The players’ union – Professional Footballers Australia – has launched a grievance claim against Football Federation Australia alleging the peak body has failed to make good on match payments and commercial bonuses owed to the national team.
The New Daily understands that there are several legs to the PFA claim, including prize money not paid in relation to World Cup qualification.
A PFA spokesman confirmed that a grievance had been filed with the federation’s independent disputes arbitrator.
“The PFA can confirm that a grievance has been filed in accordance with the Socceroos Collective Bargaining Agreement 2011 – 2015 against Football Federation Australia in relation to Socceroos Agreed Payments,” the spokesman told The New Daily.
“This is a matter to be determined by an independent arbitrator.”
The PFA spokesman also revealed that aggrieved Socceroos players had exercised their rights under the collective agreement to have their commercial contracts independently audited.
This is an important strategic move by the players, who argue that they are entitled to additional payments from FFA under their commercial contracts.
Under the collective agreement struck in 2011 there are provisions which entitle the players to a share of licensing revenue, player-based merchandise, the sales of Nike jerseys and commemorative items.
The PFA said the dispute does not call into question the players’ entitlement to a sponsorship bonus worth around $500,000 stemming from Australia’s victory at the recent Asian Cup.
The PFA declined to comment on the total value of the claim ahead of the arbitration hearings.
The PFA has engaged auditors to request documents from FFA in relation to bonuses and prize money that the Socceroos might be entitled to.
The ability to call in an independent arbitrator and audit source documents from FFA is a right built into the collective agreement.
The dispute over the Socceroos’ payments could potentially derail, or at least delay, sensitive negotiations on a new collective agreement that is now underway.
The current agreement with FFA is due to expire on June 30.
An FFA spokesman told The New Daily it is “not in a position to discuss matters subject to dispute resolution or covered by commercial-in-confidence provisions in contracts”.
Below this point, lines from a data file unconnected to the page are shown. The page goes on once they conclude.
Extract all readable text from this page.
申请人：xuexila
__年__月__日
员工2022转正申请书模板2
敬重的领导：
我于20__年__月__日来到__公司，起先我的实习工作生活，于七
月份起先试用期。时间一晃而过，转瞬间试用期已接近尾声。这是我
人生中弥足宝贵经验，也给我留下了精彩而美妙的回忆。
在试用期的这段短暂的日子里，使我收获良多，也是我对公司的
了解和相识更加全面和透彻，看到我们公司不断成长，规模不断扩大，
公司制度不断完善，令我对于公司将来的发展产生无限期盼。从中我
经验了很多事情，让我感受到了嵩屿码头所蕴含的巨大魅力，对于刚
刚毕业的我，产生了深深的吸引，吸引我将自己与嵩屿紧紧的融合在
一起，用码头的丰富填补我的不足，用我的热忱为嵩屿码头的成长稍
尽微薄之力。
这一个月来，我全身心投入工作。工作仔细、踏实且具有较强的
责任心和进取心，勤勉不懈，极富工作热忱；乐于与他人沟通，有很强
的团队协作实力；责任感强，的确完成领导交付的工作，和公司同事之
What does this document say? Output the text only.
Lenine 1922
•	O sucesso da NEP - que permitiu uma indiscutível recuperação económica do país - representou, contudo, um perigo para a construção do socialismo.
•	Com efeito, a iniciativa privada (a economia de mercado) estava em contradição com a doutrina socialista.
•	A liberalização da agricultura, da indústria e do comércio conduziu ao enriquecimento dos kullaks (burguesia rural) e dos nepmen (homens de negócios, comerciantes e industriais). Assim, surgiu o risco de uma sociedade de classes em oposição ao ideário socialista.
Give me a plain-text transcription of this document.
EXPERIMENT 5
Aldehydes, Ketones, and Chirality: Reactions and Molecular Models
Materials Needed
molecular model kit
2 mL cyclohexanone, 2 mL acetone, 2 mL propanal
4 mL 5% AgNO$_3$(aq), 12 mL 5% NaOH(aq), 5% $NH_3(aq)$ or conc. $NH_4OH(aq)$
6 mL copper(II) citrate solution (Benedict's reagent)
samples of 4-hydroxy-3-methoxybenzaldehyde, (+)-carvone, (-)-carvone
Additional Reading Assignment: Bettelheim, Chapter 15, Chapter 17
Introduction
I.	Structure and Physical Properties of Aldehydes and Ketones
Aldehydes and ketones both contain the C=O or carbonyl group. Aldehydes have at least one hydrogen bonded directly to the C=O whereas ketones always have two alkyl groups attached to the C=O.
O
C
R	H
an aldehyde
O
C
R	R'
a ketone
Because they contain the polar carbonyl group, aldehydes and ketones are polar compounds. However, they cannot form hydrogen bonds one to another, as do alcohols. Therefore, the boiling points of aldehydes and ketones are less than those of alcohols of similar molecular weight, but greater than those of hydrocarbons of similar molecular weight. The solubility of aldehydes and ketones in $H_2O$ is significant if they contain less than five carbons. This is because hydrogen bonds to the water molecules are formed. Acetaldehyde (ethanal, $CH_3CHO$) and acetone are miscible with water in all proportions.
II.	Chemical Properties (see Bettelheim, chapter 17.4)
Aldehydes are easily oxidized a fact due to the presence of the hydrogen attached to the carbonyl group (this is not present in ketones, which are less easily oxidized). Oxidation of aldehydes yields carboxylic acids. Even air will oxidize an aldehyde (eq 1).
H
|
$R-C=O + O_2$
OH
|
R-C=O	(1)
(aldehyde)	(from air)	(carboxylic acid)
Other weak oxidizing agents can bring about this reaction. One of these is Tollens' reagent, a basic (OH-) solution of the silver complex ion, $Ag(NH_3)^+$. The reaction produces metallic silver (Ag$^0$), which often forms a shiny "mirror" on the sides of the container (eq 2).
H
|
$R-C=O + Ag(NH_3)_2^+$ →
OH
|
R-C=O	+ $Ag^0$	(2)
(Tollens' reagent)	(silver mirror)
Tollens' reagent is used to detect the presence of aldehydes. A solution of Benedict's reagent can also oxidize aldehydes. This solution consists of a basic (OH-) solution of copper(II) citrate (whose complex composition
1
The Socceroos are currently in camp for their first World Cup qualifier on the road to Russia 2018. They play Kyrgyzstan in Bishkek next Tuesday.
FFA chief David Gallop hit out at the PFA on Thursday for going public with the legal action.
“The PFA’s decision to make public statements about a confidential and independent dispute resolution process days before a FIFA World Cup qualifier is inappropriate and unnecessarily disruptive,” Mr Gallop said.
“The matters in question relate back to 2010, were first raised in August last year and are not material to the current qualification campaign.”
Socceroos coach Ange Postecoglou said the controversy wasn’t gaining traction within the Socceroos’ training camp in Dubai.
“All those kind of things have more of an impact externally from what we do here,” he said in Dubai, where the team is in training for Kyrgyzstan.
“Camp has been going well. I can’t fault our preparation, the players’ mindsets, the staff mindsets.
“The challenges for us are well and truly within our four walls rather than externally.”